Anyone can download NikiTalk on his or her phone or iPad, but it is our experience with the small autism program at Caddo Parish Schools that has been truly amazing. Our team’s level of knowledge in teaching kids on the autism spectrum, combined with their level of commitment and willingness to go the extra mile, is a story that I think needs to be told. We would never have found this app without them. They have given Jack a voice.

“You have to be aware of the natural, teachable moment,” Huckabee said. “The goal in these classrooms is to get children to actively participate in activities based on instruction. I try to find what symbol is the most meaningful for them. Jackson had started off with a symbol-exchange format, something that the classroom likes.
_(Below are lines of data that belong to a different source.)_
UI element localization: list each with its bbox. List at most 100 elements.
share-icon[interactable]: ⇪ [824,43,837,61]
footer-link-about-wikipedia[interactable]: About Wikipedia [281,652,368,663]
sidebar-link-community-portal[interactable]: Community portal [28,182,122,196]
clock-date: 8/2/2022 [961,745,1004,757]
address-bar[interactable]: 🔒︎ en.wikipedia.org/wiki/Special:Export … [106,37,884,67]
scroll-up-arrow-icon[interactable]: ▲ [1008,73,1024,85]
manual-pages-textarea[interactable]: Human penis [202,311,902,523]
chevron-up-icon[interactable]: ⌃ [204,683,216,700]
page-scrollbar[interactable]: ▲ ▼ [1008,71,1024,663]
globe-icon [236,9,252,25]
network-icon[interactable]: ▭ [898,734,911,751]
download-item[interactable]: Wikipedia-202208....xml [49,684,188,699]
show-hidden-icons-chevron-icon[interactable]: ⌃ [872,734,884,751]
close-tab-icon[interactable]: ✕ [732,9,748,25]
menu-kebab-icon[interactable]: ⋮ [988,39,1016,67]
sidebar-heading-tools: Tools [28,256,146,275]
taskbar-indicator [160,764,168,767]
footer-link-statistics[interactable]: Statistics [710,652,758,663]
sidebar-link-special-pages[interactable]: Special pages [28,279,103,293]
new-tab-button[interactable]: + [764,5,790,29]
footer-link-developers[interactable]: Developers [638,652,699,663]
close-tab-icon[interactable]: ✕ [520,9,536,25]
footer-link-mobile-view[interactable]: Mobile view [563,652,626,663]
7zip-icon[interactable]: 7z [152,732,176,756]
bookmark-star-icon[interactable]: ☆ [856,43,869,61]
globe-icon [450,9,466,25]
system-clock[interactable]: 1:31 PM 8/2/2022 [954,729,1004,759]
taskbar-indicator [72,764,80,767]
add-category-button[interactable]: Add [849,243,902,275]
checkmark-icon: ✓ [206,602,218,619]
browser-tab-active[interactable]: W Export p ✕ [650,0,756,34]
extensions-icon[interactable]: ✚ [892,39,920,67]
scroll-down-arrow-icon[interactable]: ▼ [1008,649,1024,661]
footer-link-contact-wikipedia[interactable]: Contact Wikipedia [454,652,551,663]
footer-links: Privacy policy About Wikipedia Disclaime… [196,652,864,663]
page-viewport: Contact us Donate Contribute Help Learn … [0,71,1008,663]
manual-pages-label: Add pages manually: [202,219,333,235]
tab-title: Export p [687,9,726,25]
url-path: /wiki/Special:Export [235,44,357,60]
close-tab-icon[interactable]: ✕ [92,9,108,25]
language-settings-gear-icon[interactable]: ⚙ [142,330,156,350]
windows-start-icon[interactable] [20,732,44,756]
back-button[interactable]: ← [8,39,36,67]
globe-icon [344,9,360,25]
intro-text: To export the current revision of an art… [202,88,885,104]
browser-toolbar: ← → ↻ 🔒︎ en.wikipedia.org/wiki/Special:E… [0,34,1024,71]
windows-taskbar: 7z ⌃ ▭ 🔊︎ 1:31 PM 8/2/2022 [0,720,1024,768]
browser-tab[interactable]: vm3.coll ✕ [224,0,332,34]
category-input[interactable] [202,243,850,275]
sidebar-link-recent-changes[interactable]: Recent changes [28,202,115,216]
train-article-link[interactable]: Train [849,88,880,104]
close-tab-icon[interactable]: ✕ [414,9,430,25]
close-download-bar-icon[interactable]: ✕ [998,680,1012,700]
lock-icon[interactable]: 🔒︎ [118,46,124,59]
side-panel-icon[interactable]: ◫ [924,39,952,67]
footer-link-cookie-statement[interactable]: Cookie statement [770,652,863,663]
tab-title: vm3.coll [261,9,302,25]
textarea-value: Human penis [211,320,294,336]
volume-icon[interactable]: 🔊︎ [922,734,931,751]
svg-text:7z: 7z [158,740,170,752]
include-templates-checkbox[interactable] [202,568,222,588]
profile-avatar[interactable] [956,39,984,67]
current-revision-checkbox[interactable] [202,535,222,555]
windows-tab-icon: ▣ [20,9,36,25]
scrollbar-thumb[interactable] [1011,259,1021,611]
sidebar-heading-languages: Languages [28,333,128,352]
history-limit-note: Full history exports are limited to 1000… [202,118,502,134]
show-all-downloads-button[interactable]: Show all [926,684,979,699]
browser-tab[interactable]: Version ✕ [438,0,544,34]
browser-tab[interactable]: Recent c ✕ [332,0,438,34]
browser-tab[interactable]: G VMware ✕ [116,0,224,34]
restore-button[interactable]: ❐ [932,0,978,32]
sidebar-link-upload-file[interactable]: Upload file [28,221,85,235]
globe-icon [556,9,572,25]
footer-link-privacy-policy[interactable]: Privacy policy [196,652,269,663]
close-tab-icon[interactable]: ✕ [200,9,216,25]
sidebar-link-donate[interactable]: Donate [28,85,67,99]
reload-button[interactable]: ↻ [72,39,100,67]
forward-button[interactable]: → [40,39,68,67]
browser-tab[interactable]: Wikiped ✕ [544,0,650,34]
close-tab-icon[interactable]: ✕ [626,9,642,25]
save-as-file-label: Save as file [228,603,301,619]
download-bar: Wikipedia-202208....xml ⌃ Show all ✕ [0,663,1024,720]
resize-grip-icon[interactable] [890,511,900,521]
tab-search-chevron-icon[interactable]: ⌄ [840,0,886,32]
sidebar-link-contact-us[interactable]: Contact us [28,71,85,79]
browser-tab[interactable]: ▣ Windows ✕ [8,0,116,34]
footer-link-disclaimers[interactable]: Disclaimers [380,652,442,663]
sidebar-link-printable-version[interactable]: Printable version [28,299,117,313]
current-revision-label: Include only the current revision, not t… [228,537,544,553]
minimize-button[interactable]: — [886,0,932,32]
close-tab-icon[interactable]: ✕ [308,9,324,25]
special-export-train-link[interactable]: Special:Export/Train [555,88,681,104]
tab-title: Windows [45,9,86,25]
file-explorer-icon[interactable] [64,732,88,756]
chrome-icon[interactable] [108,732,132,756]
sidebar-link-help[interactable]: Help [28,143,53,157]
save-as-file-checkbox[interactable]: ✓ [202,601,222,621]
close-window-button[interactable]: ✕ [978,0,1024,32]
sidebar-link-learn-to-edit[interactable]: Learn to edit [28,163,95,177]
His most meaningful symbol was a picture of a Whataburger sign versus some black-and-white line drawing of fries. If drawings are too abstract for him, it’s too difficult. The visual representation and visual motor is such a strength. Once the symbol turns it on for them, they can process that like, ‘who’da thought it?’ That is the power of symbols.”

NikiTalk is only limited by our ability to identify the scope of Jack’s wants and needs, then arrange those images in the right places on his iPad. Last year when we were going through some heartbreaking, nighttime crying episodes, I told his teacher that we wished we knew why he was crying. She came to my house during her Christmas break, and we sat at our home computer and created a section called “I am … crying because …” We then added all the reasons we could think of for why Jackson might be crying using pictures, such as “something hurts,” “it’s time for a snack,” “I need a breathing treatment” and “I don’t like that noise.” Then we created choices within some of those tabs.

I cannot tell you the relief that comes with empowering a nonverbal child to “tell us” why he is crying. But the real story here is the team of professionals we have working with Jack and the lengths they will go to help him learn and become independent. For many kids who don’t get private therapy, the public school system is the only professional autism help they get at all.

I knew we had hit a home run when our new ABA team completely embraced NikiTalk, not to replace verbal speech but to help build it. Our teacher and private therapists have even met face to face to discuss our approach for Jackson and make sure we’re all on the same page. We now have the perfect storm of education for Jackson.

“Teamwork makes the dream work,” Huckabee said. “It takes teachers and paras, you and us. We are moving in the direction we’re supposed to move so he can grow.”